Both the Sarah Everard case, and the police clamp down on women at her public vigil, have shown how far we have to go before we live in a society where women are safe. The sudden media focus on the violence and abuse that women regularly face has led to many more women sharing their stories, which in turn has emphasised how violence against women is entrenched, widespread, and an everyday occurrence.
Refugee Council has worked for many years to end violence against women and girls in the asylum system. Women seeking asylum are more likely to have experienced gender-based violence because of their experience of persecution and conflict. And the precariousness of their situation when travelling to the UK and living in the asylum system puts them at risk of violence once again, just at the time when they are most in need of protection.
Yet despite this, women seeking asylum have been largely absent from the previous strategies focused on violence against women and girls (VAWG) over the last decade.
The Government is currently consulting on a new VAWG strategy for 2021-2024, but the existing strategy includes only a short paragraph referencing asylum.
Furthermore, the accompanying 95-point action plan does not include a single commitment to taking action to address the specific risks experienced by women seeking asylum.
In March 2019, the government published the ‘VAWG Strategy Refresh’, restating the government’s aim to ensure that ‘no woman should live in fear of violence’.
The Strategy Refresh provided an update on progress against sections of the strategy along with 54 new actions in a revised action plan. Once again, the refreshed strategy and accompanying action plan made no reference to asylum seeking women or migrant women.
This needs to be put right in the new strategy, with a focus on the particular issues facing asylum-seeking women. For example, unlike in mainstream welfare benefits, there is no option for split payments under asylum support. Such a system, of a single familial payment, can leave women from all backgrounds open to financial abuse because it enables an abusive partner to control the family finances.
Asylum accommodation
In addition, provision of asylum accommodation is not always respectful of women’s particular needs. For example, sometimes women who have suffered gender-based violence are housed in mixed-sex Initial Accommodation. The fact that Initial Accommodation is provided early on in the asylum system often means that women who have suffered gender-based violence are not identified.
It is also unclear what level of domestic abuse training is provided to staff working for asylum accommodation providers.
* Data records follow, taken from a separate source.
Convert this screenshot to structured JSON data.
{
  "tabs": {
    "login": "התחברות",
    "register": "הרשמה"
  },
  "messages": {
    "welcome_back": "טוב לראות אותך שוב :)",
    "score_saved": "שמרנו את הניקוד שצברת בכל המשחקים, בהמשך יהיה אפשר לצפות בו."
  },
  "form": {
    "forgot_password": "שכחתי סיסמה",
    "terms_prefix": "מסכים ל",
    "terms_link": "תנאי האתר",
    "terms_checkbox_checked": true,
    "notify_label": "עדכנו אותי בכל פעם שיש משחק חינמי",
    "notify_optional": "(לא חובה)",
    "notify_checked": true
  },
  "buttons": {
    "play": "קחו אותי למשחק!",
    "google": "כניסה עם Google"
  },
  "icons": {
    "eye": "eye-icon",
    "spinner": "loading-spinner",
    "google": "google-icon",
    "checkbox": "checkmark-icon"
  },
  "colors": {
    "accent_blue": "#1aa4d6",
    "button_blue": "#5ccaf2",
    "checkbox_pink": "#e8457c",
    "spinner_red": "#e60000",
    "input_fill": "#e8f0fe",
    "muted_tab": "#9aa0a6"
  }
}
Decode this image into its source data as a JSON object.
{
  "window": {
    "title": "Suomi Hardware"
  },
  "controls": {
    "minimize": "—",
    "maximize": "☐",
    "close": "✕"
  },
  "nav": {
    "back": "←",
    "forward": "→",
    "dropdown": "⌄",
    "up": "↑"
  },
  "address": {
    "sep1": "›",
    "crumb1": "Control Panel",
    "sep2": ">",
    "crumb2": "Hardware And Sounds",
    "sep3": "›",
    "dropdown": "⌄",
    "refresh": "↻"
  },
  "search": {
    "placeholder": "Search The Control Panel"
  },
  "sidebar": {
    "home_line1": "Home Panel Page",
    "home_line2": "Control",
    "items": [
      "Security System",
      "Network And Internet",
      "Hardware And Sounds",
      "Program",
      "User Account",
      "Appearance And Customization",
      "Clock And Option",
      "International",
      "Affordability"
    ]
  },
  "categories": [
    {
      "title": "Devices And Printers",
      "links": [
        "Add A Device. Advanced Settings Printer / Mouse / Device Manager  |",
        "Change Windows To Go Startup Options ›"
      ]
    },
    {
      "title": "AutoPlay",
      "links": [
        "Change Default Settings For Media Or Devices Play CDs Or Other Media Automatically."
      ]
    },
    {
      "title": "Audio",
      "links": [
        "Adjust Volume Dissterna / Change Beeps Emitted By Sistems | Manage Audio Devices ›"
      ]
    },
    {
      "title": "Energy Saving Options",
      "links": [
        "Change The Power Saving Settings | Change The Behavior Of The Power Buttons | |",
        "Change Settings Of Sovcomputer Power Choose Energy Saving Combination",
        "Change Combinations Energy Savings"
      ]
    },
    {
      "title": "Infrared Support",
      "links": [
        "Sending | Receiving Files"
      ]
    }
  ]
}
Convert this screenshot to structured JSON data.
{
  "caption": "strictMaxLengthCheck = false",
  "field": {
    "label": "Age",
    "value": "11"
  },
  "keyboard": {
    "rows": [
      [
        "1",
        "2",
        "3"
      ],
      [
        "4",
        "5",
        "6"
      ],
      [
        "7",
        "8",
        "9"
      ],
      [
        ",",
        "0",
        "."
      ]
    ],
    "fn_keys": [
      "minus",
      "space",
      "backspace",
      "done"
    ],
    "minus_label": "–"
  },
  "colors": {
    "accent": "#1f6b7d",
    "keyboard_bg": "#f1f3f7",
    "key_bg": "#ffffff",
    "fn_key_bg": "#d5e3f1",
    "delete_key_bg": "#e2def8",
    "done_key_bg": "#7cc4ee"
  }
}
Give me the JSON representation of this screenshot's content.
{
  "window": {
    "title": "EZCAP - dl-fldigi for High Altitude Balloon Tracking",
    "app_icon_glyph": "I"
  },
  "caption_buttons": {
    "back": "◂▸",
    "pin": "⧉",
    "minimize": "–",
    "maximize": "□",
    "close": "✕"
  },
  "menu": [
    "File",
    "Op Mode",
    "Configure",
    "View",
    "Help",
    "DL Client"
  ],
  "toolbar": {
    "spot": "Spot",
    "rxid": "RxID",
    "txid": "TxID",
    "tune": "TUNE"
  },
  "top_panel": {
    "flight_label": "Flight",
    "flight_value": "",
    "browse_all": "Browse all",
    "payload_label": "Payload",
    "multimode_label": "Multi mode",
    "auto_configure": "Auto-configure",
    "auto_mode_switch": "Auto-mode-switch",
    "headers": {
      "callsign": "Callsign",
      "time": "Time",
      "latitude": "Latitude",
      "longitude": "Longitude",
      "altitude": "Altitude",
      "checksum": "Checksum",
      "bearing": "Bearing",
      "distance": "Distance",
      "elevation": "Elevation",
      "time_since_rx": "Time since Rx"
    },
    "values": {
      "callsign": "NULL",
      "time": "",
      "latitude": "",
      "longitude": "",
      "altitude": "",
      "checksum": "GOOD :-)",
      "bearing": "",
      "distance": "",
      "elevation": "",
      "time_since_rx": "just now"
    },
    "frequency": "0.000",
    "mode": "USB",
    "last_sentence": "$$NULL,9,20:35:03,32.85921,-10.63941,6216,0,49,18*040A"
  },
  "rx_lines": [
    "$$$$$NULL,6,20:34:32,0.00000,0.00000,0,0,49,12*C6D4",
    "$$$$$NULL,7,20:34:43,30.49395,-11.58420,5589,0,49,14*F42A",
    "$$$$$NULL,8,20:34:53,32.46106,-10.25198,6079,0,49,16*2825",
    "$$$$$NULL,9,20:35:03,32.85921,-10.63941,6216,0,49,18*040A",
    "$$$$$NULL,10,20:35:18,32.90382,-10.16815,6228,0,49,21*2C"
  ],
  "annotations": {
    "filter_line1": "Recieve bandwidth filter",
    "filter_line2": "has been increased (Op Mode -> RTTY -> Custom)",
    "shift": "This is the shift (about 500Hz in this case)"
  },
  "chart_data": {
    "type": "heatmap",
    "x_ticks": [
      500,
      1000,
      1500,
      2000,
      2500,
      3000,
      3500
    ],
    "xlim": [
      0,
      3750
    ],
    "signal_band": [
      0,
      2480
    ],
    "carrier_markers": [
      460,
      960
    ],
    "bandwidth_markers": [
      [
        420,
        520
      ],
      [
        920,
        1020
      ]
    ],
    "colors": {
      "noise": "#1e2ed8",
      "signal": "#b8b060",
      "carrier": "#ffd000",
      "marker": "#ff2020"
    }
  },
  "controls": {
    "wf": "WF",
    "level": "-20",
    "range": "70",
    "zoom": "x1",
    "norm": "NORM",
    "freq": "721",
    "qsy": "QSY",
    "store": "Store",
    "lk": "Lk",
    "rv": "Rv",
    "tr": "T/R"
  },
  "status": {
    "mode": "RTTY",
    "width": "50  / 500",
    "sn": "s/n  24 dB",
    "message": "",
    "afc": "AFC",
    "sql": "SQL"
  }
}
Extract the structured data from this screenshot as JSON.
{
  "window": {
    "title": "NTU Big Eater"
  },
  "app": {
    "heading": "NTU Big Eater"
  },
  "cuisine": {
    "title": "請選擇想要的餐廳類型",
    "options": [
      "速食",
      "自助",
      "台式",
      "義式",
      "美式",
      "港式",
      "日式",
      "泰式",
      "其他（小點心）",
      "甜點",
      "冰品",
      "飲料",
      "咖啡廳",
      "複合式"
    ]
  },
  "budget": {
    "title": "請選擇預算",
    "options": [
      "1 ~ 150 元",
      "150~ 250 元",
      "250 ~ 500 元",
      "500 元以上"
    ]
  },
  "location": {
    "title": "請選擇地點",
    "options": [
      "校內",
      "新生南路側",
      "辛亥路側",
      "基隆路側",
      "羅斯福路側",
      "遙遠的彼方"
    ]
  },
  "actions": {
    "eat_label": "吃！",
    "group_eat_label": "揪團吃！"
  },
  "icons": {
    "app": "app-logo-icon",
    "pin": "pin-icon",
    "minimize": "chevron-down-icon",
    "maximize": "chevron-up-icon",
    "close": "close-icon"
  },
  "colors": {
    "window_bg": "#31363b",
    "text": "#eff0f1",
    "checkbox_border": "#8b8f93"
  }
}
Certainly, there does not seem to be a consistently applied training package for the key staff coming into contact with women seeking asylum who might be expected to act as a ‘first responder’ to any disclosure of abuse.
Access to services
Furthermore, while women in the asylum system have been able to access domestic violence refuges since 2019, this has not been extended to women who become Appeal Rights Exhausted after coming through the UK asylum system, leaving them at increased risk of violence or abuse.
Women who become appeal rights exhausted are extremely vulnerable to homelessness, destitution, and sexual exploitation. The new VAWG and domestic abuse strategies need to ensure all victims of domestic abuse can access public funds and vital, often life-saving support and routes to safety, as was recently supported in amendments to the Domestic Abuse Bill.
Monitoring progress
Finally, the new VAWG strategy needs to set out a clear framework to monitor the desired outcomes. The previous 2016-2020 strategy included an accompanying action plan that listed a number of actions, but contained very little detail on the relationship between the list of actions and the stated outcomes of the strategy.
You can read Refugee Council’s full consultation response here. Due to the increased focus on violence against women and girls, the Government has reopened the consultation process – with a deadline for submissions of Friday 26 March.
We hope that any new responses being submitted will be able, where possible, to highlight asylum-seeking women and the particular issues they face.
If the new strategy once again ignores women in the asylum system, this will completely undermine the effectiveness of the strategy, and the principle that ‘no woman should live in fear of violence’.